Ungläubig starrte ich ihn an. Ich konnte nicht begreifen, wie er mir in einem Moment solche Vorwürfe machen konnte und im nächsten Moment noch immer von einer gemeinsamen Wohnung im Ausland reden konnte und das obwohl ich ihn vor ein paar Minuten inflagranti erwischt hatte.

„Du verarschst mich, Lukas, oder? Du hast gerade eben mit einer anderen Frau gefickt, weiß der Teufel wie lang das schon geht und jetzt redest du, nachdem du mich als egoistisch und meine Hobbys als dämlich bezeichnet hast, davon dass ich mit dir nach London gehen und zusammen in eine Wohnung ziehen soll", faste ich die Situation aus meiner Sichtweise zusammen.
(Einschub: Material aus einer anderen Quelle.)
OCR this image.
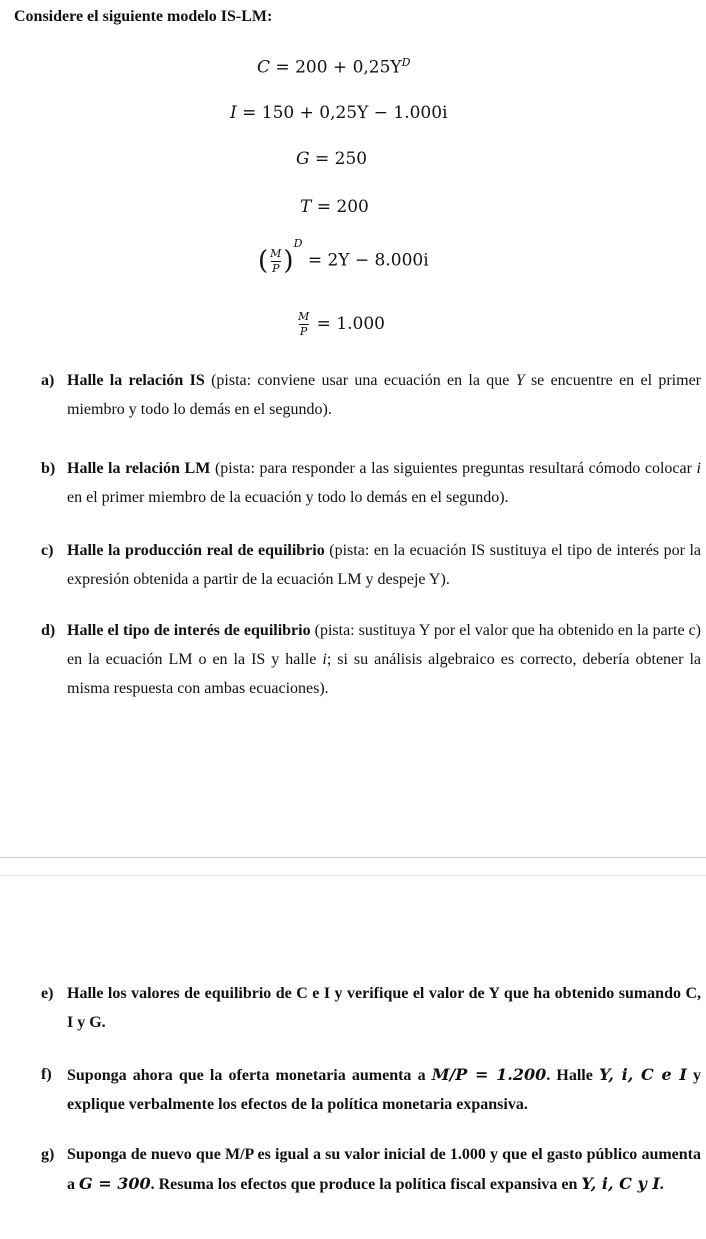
Considere el siguiente modelo IS-LM:
$C = 200 + 0,25Y^D$
I = 150 + 0,25Y − 1.000i
G = 250
T = 200
( $\frac{M}{P} )^D = 2Y - 8.000i$
$\frac{M}{P} = 1.000$
a) Halle la relación IS (pista: conviene usar una ecuación en la que Y se encuentre en el primer miembro y todo lo demás en el segundo).
b) Halle la relación LM (pista: para responder a las siguientes preguntas resultará cómodo colocar i en el primer miembro de la ecuación y todo lo demás en el segundo).
c) Halle la producción real de equilibrio (pista: en la ecuación IS sustituya el tipo de interés por la expresión obtenida a partir de la ecuación LM y despeje Y).
d) Halle el tipo de interés de equilibrio (pista: sustituya Y por el valor que ha obtenido en la parte c) en la ecuación LM o en la IS y halle i; si su análisis algebraico es correcto, debería obtener la misma respuesta con ambas ecuaciones).
e) Halle los valores de equilibrio de C e I y verifique el valor de Y que ha obtenido sumando C, I y G.
f) Suponga ahora que la oferta monetaria aumenta a M/P = 1.200. Halle Y, i, C e I y explique verbalmente los efectos de la política monetaria expansiva.
g) Suponga de nuevo que M/P es igual a su valor inicial de 1.000 y que el gasto público aumenta a G = 300. Resuma los efectos que produce la política fiscal expansiva en Y, i, C y I.
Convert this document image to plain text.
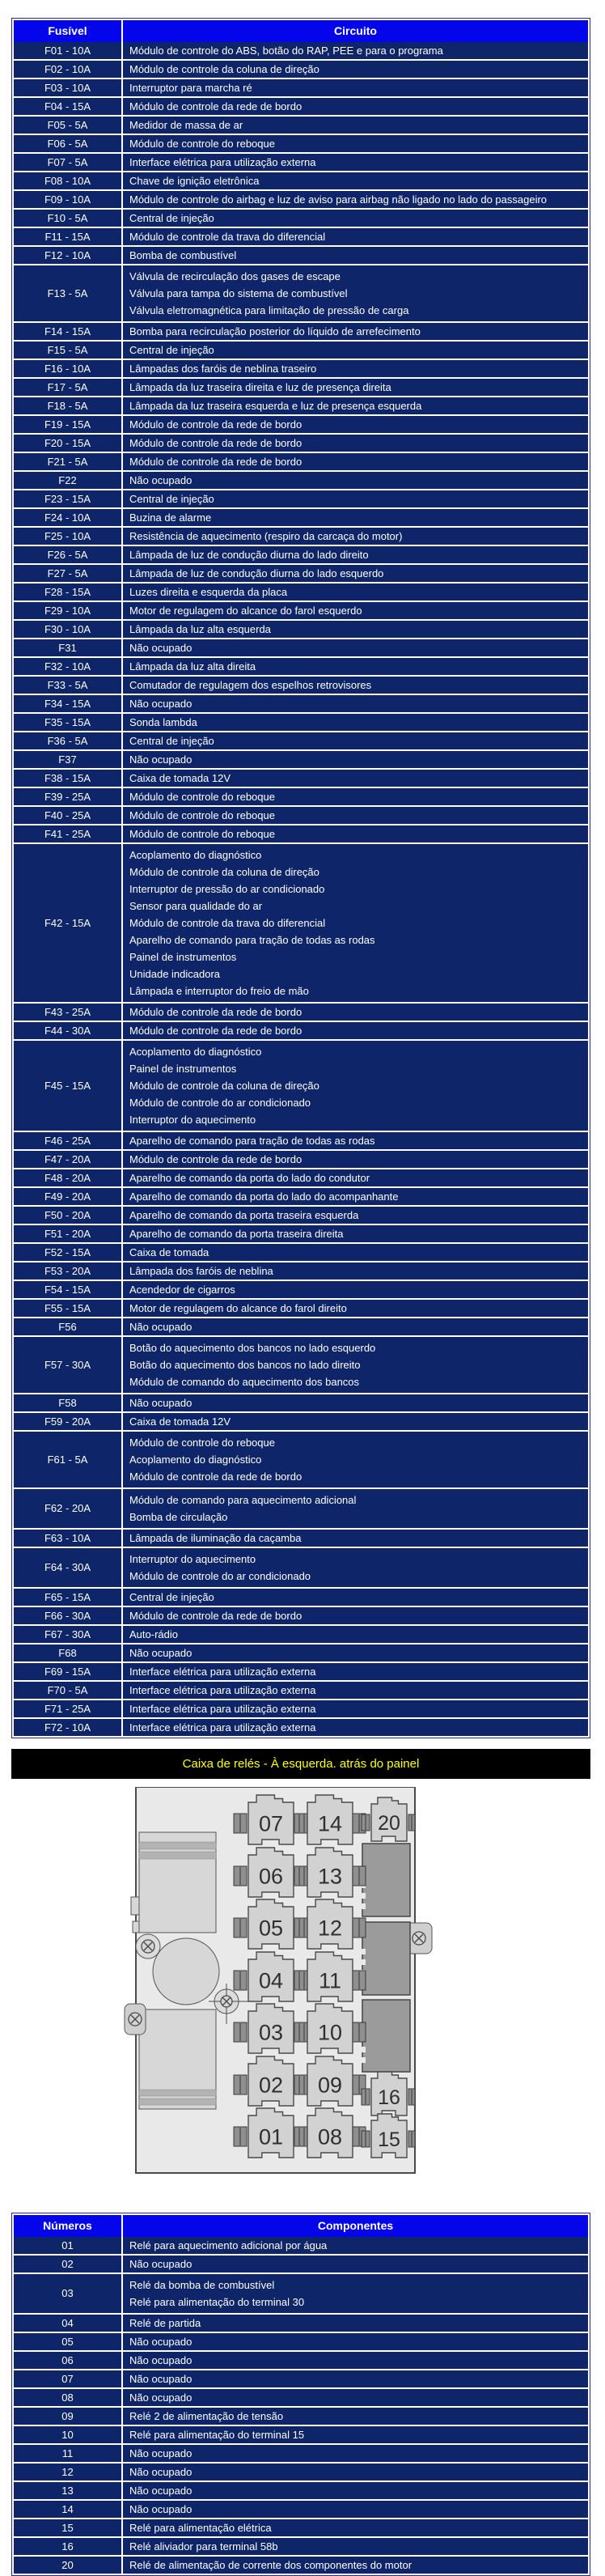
Fusível	Circuito
F01 - 10A	Módulo de controle do ABS, botão do RAP, PEE e para o programa
F02 - 10A	Módulo de controle da coluna de direção
F03 - 10A	Interruptor para marcha ré
F04 - 15A	Módulo de controle da rede de bordo
F05 - 5A	Medidor de massa de ar
F06 - 5A	Módulo de controle do reboque
F07 - 5A	Interface elétrica para utilização externa
F08 - 10A	Chave de ignição eletrônica
F09 - 10A	Módulo de controle do airbag e luz de aviso para airbag não ligado no lado do passageiro
F10 - 5A	Central de injeção
F11 - 15A	Módulo de controle da trava do diferencial
F12 - 10A	Bomba de combustível
F13 - 5A
Válvula de recirculação dos gases de escape
Válvula para tampa do sistema de combustível
Válvula eletromagnética para limitação de pressão de carga
F14 - 15A	Bomba para recirculação posterior do líquido de arrefecimento
F15 - 5A	Central de injeção
F16 - 10A	Lâmpadas dos faróis de neblina traseiro
F17 - 5A	Lâmpada da luz traseira direita e luz de presença direita
F18 - 5A	Lâmpada da luz traseira esquerda e luz de presença esquerda
F19 - 15A	Módulo de controle da rede de bordo
F20 - 15A	Módulo de controle da rede de bordo
F21 - 5A	Módulo de controle da rede de bordo
F22	Não ocupado
F23 - 15A	Central de injeção
F24 - 10A	Buzina de alarme
F25 - 10A	Resistência de aquecimento (respiro da carcaça do motor)
F26 - 5A	Lâmpada de luz de condução diurna do lado direito
F27 - 5A	Lâmpada de luz de condução diurna do lado esquerdo
F28 - 15A	Luzes direita e esquerda da placa
F29 - 10A	Motor de regulagem do alcance do farol esquerdo
F30 - 10A	Lâmpada da luz alta esquerda
F31	Não ocupado
F32 - 10A	Lâmpada da luz alta direita
F33 - 5A	Comutador de regulagem dos espelhos retrovisores
F34 - 15A	Não ocupado
F35 - 15A	Sonda lambda
F36 - 5A	Central de injeção
F37	Não ocupado
F38 - 15A	Caixa de tomada 12V
F39 - 25A	Módulo de controle do reboque
F40 - 25A	Módulo de controle do reboque
F41 - 25A	Módulo de controle do reboque
F42 - 15A
Acoplamento do diagnóstico
Módulo de controle da coluna de direção
Interruptor de pressão do ar condicionado
Sensor para qualidade do ar
Módulo de controle da trava do diferencial
Aparelho de comando para tração de todas as rodas
Painel de instrumentos
Unidade indicadora
Lâmpada e interruptor do freio de mão
F43 - 25A	Módulo de controle da rede de bordo
F44 - 30A	Módulo de controle da rede de bordo
F45 - 15A
Acoplamento do diagnóstico
Painel de instrumentos
Módulo de controle da coluna de direção
Módulo de controle do ar condicionado
Interruptor do aquecimento
F46 - 25A	Aparelho de comando para tração de todas as rodas
F47 - 20A	Módulo de controle da rede de bordo
F48 - 20A	Aparelho de comando da porta do lado do condutor
F49 - 20A	Aparelho de comando da porta do lado do acompanhante
F50 - 20A	Aparelho de comando da porta traseira esquerda
F51 - 20A	Aparelho de comando da porta traseira direita
F52 - 15A	Caixa de tomada
F53 - 20A	Lâmpada dos faróis de neblina
F54 - 15A	Acendedor de cigarros
F55 - 15A	Motor de regulagem do alcance do farol direito
F56	Não ocupado
F57 - 30A
Botão do aquecimento dos bancos no lado esquerdo
Botão do aquecimento dos bancos no lado direito
Módulo de comando do aquecimento dos bancos
F58	Não ocupado
F59 - 20A	Caixa de tomada 12V
F61 - 5A
Módulo de controle do reboque
Acoplamento do diagnóstico
Módulo de controle da rede de bordo
F62 - 20A
Módulo de comando para aquecimento adicional
Bomba de circulação
F63 - 10A	Lâmpada de iluminação da caçamba
F64 - 30A
Interruptor do aquecimento
Módulo de controle do ar condicionado
F65 - 15A	Central de injeção
F66 - 30A	Módulo de controle da rede de bordo
F67 - 30A	Auto-rádio
F68	Não ocupado
F69 - 15A	Interface elétrica para utilização externa
F70 - 5A	Interface elétrica para utilização externa
F71 - 25A	Interface elétrica para utilização externa
F72 - 10A	Interface elétrica para utilização externa
Caixa de relés - À esquerda. atrás do painel
07 14
06 13
05 12
04 11
03 10
02 09
01 08
20
16
15
Números	Componentes
01	Relé para aquecimento adicional por água
02	Não ocupado
03
Relé da bomba de combustível
Relé para alimentação do terminal 30
04	Relé de partida
05	Não ocupado
06	Não ocupado
07	Não ocupado
08	Não ocupado
09	Relé 2 de alimentação de tensão
10	Relé para alimentação do terminal 15
11	Não ocupado
12	Não ocupado
13	Não ocupado
14	Não ocupado
15	Relé para alimentação elétrica
16	Relé aliviador para terminal 58b
20	Relé de alimentação de corrente dos componentes do motor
„Das war ein unbedachter Moment der Wut, Nika. Du weißt, dass man nicht immer das sagt, was man meint", versuchte er mich zu beschwichtigen. Mehr als über seine Worte, ärgerte ich mich, über mich selbst. Denn ich wollte seinen Worten nur zu gern glauben, wollte nicht das es so mit uns endete. Doch es feste beharrliche Stimme in meinem Inneren forderte mich dazu auf stark zu bleiben, mich von seinen Worten nicht einlullen zu lassen und erinnerte mich an all die Momente voller Frust, Ärger und Verzweiflung. An all die Momente, wo er mich stehen und hängen lassen hatte.

Daher straffte ich die Schultern und sagte mit fester Stimme: „Abgesehen davon, dass ich mich weigere mich weiterhin unter meinen Wert zu verkaufen und deswegen nicht mehr zulasse, dass du auf meinen Gefühlen und Bedürfnissen herumtrampelst, wüsstest du schon längst, dass ich nicht mit nach London komme, wenn du mich einmal gefragt oder einmal die letzten drei Monate zugehört hättest."

Diese Information schien neu für ihn zu sein, so fassungslos wie er nun zu mir sah. „Du willst nicht mitkommen, von Anfang an nicht?", wiederholte er. Wie hatten beide wieder zu einer normalen Tonlage zurückgefunden.

Ich fragte mich, was in seinem Kopf vor ging, aber ich verstand ihn nicht. Zumindest nicht mehr. „Nein, will ich nicht. Aber was spielt das noch für eine Rolle, Lukas?"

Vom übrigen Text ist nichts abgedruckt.